Alles darüber hinaus ist vom Inkasso via Rechnungen nachzuweisen bzw. ein Verstoß gegen die Schadensminderungspflicht.

So Dinge wie das Rückbuchen von Abo-Verträgen (Mobilfunk) ist zudem auch aus anderem Blickwinkel völliger Unsinn gewesen. Der Vertr5ag kann ihr irgendwann wegen Zahlungsrückstand fristlos gekündigt werden und für die Restlaufzeit Schadensersatz verlangt werden (üblicherweise 50% der Grundgebühr). Alles vollkommen i.O. Telefonieren wird sie nicht mehr können.

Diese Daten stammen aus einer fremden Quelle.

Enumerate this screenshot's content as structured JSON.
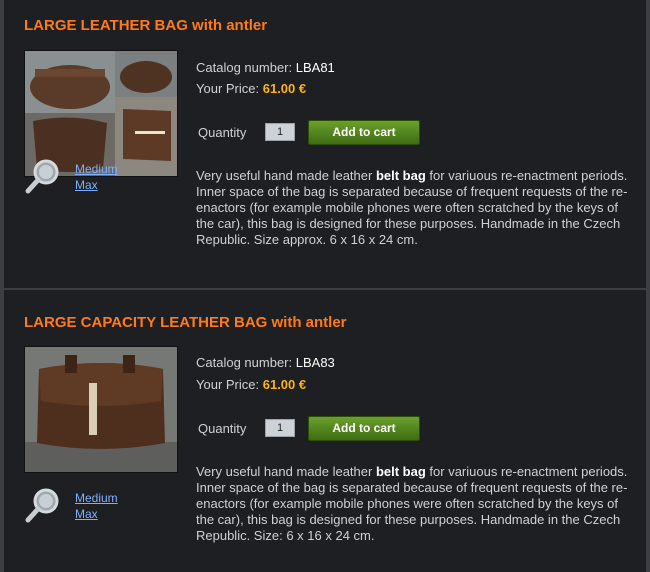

Auch kann sie Schufa-Einträge nicht vermeiden und wird dann eventuell einige Kettenreaktionen auslösen (Dispo-Kündigung usw.)

Strafrechtlich ist das ebenfalls eher wackelig. Zwar gab es bei ihr nicht von Anfang an den klaren VOrsatz, die Unternehmen um ihr Geld zu bringen. Wenn sie aber genau wusste, dass sie Geldprobleme hat und trotzdem fleißig geld ausgibt, was sie gar nicht hat, nennt man so etwas Eingehungsbetrug...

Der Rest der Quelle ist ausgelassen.